Пожав плечами, шофер надавил на стартер. Резво проскочив буквально забитую машинами улицу Станиславского, «уазик» вылетел на проспект Ворошилова напротив «коня с яйцами», — так горожане прозвали огромный памятник героям гражданской войны и бойцам Первой конной армии Буденного. У жеребца, на котором, взметнув шашку, восседал сам командарм, действительно были яйца величиной с детскую голову. Обойдя по кругу площадь Гагарина, машина завернула на проспект Октября. Вся дорога заняла максимум десять минут. Втащив икону в квартиру, ребята положили ее на журнальный столик, сдернули холстину. Я включил люстру и настенное бра, хотя по комнате и без того гуляло солнце. Обступив ее со всех сторон, с напряженным вниманием принялись следить за действиями армянина. Тот долго обстукивал толстую коробку костяшками пальцев, прислушиваясь к издаваемому деревом звуку. Он был не звонким, а немного глуховатым. Значит, дерево не такое уж старое. В этих тонкостях я тоже немного разбирался. Старые доски как старинные монеты — едва серебром не звенят.
— Надо вытащить стекло, — прощупывая прибитые сверху планочки, загудел Арутюн. — Я хочу просмотреть, может, под окладом сохранилась фамилия писавшего икону мастера.
Я вопросительно посмотрел на парня, тот молча кивнул головой. Наверное, ему самому не терпелось узнать, что она из себя представляет. Аккуратно поддев планку стамеской, Арутюн отложил ее в сторону и, легонько пошатывая из стороны в сторону стекло, вытащил его из пазов. В нос ударил запах пыли и еще чего–то ветхого. Армянин приподнял украшавшие по углам оклад, поседевшие от налета времени, цветы на тончайших ножках. С одной стороны, с другой. Подковырнул мизинцем сусальную фольгу. Затем намочил слюной указательный палец, провел им по поверхности плоской толстой доски.
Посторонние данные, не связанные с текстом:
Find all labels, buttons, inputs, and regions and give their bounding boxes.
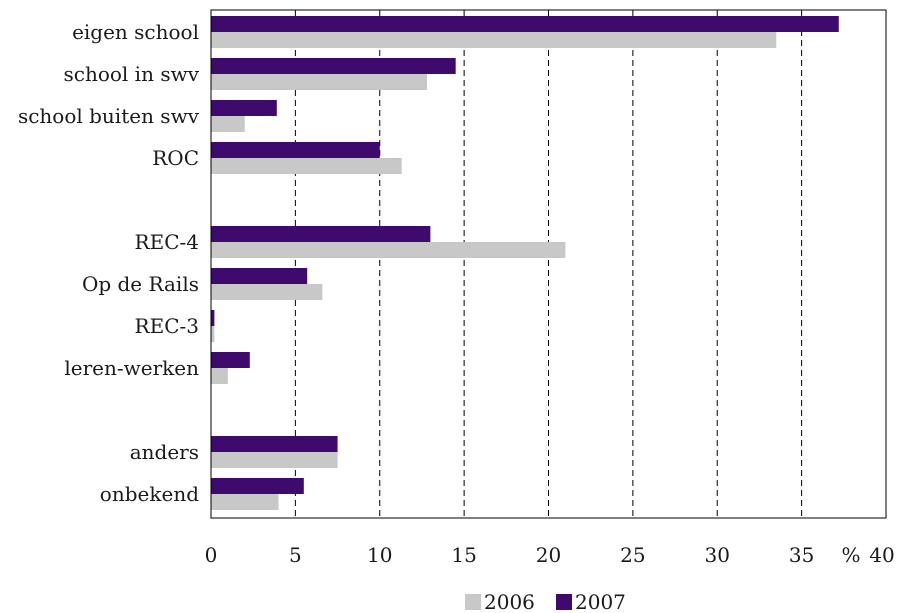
- category-label: school in swv: [64, 62, 200, 86]
- category-label: anders: [130, 440, 199, 464]
- category-label: ROC: [152, 146, 199, 170]
- x-tick-label: 40: [869, 543, 894, 567]
- category-label: REC-4: [135, 230, 199, 254]
- category-label: onbekend: [100, 482, 199, 506]
- legend-label-2007: 2007: [575, 590, 626, 613]
- bar-2007: [211, 58, 456, 74]
- bar-2006: [211, 242, 566, 258]
- x-tick-label: 35: [789, 543, 814, 567]
- bar-2006: [211, 74, 427, 90]
- x-tick-label: 15: [451, 543, 476, 567]
- bar-2006: [211, 32, 777, 48]
- x-tick-label: 25: [620, 543, 645, 567]
- bar-2007: [211, 478, 304, 494]
- bar-2006: [211, 116, 245, 132]
- plot-frame: [210, 9, 887, 519]
- category-label: leren-werken: [64, 356, 199, 380]
- bar-2006: [211, 158, 402, 174]
- legend: 2006 2007: [465, 590, 626, 613]
- bar-2006: [211, 452, 338, 468]
- x-tick-label: 5: [289, 543, 302, 567]
- category-label: eigen school: [72, 20, 199, 44]
- x-tick-label: 20: [536, 543, 561, 567]
- x-tick-labels: 0 5 10 15 20 25 30 35 40: [205, 543, 895, 567]
- x-tick-label: 0: [205, 543, 218, 567]
- category-label: school buiten swv: [18, 104, 200, 128]
- x-unit-label: %: [841, 543, 860, 567]
- x-tick-label: 30: [705, 543, 730, 567]
- x-tick-label: 10: [367, 543, 392, 567]
- legend-label-2006: 2006: [484, 590, 535, 613]
- bar-2007: [211, 352, 250, 368]
- bar-2006: [211, 284, 323, 300]
- bar-2006: [211, 326, 215, 342]
- bar-2007: [211, 436, 338, 452]
- category-labels: eigen school school in swv school buiten s…: [18, 20, 200, 506]
- bar-2007: [211, 268, 308, 284]
- bar-2007: [211, 310, 215, 326]
- category-label: Op de Rails: [82, 272, 199, 296]
- bar-2007: [211, 142, 380, 158]
- category-label: REC-3: [135, 314, 199, 338]
- grid-lines: [294, 10, 803, 518]
- legend-swatch-2006: [465, 594, 481, 610]
- legend-swatch-2007: [556, 594, 572, 610]
- bar-2007: [211, 16, 839, 32]
- bar-2007: [211, 100, 277, 116]
- bar-2006: [211, 368, 228, 384]
- bar-2007: [211, 226, 431, 242]
- bar-2006: [211, 494, 279, 510]
- bars: [211, 16, 839, 510]
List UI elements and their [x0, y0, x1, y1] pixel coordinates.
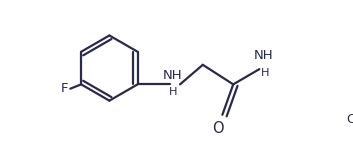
- Text: H: H: [169, 87, 178, 97]
- Text: H: H: [261, 67, 269, 77]
- Text: O: O: [212, 121, 224, 136]
- Text: CH₃: CH₃: [346, 113, 353, 126]
- Text: NH: NH: [254, 49, 274, 62]
- Text: F: F: [61, 82, 68, 95]
- Text: NH: NH: [163, 69, 182, 82]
— Никаких обозначений. Я был прав, икона писана маслом вначале двадцатого века, — разогнувшись, развел руками. — Скорее всего, в иконописной мастерской, такой, как в Чалтыре под Ростовом. Письмо не донское, греческое, но современное.
Парень переступил с ноги на ногу, оглянулся на своих приятелей. Один из парней, не шофер, криво усмехнулся:
— Я говорил тебе то же самое, — сказал он. — В общем, чего тут скрывать, мы уже консультировались. Ответ был примерно одинаковым вот с твоим, — он кивнул на армянина. — Спроси, сколько дадут, да пора уже ехать.
— Ну… тридцать пять штук максимум, — Арутюн снял очки. — Ребята, это не то, что вы думаете. Обыкновенная работа в простой мастерской. Здесь нечего спорить, если бы она была стоящая, я бы так и сказал. Никто надувать не собирается. Дороже бы дали. А эту я даже не знаю, кому предложить. Дилетанту если какому.
Парень продолжал перениматься с ноги на ногу, покусывая губы. Было видно, как не хочется ему отдавать икону за такую сумму, хотя в середине девяносто третьего года деньги еще что–то стоили. На выручку пришел все тот же мужчина, который во время поездки сидел рядом с шофером.
— Слушай, пора ехать, не мотаться же с ней по всему Ростову. Если не успеем получить груз, то придется балдеть здесь до завтрашнего утра. А кому это надо!
— Мне тоже не свети загорать, — поддакнул шофер.
— Давай тридцать пять тысяч, — наконец, махнул рукой парень. — Эх, надо было еще в Ейске хорошенько все придумать. Есть же в Ростове богатые клиенты. Они бы отвалили пусть и не триста, но двести тысяч рубликов точно.
— Думать никогда, не вредно, — отсчитав деньги и передав их парню, сказал я. — Ты спихнул и гора с плеч, а мне с ней надо еще побегать. Если бы икона была маленькая, было бы совсем другое дело. А большую кто возьмет. Городские квартиры — не храмы Господни. Иную вещь не знаешь куда пристроить.
Когда за клиентами захлопнулась дверь, Арутюн вставил стекло, прибил планочку на место. Затем отложил стамеску, уселся в кресло и посмотрел на меня. Наверное, на моем лице лежала печать глубокого раздумья, потому что он сразу попытался успокоить.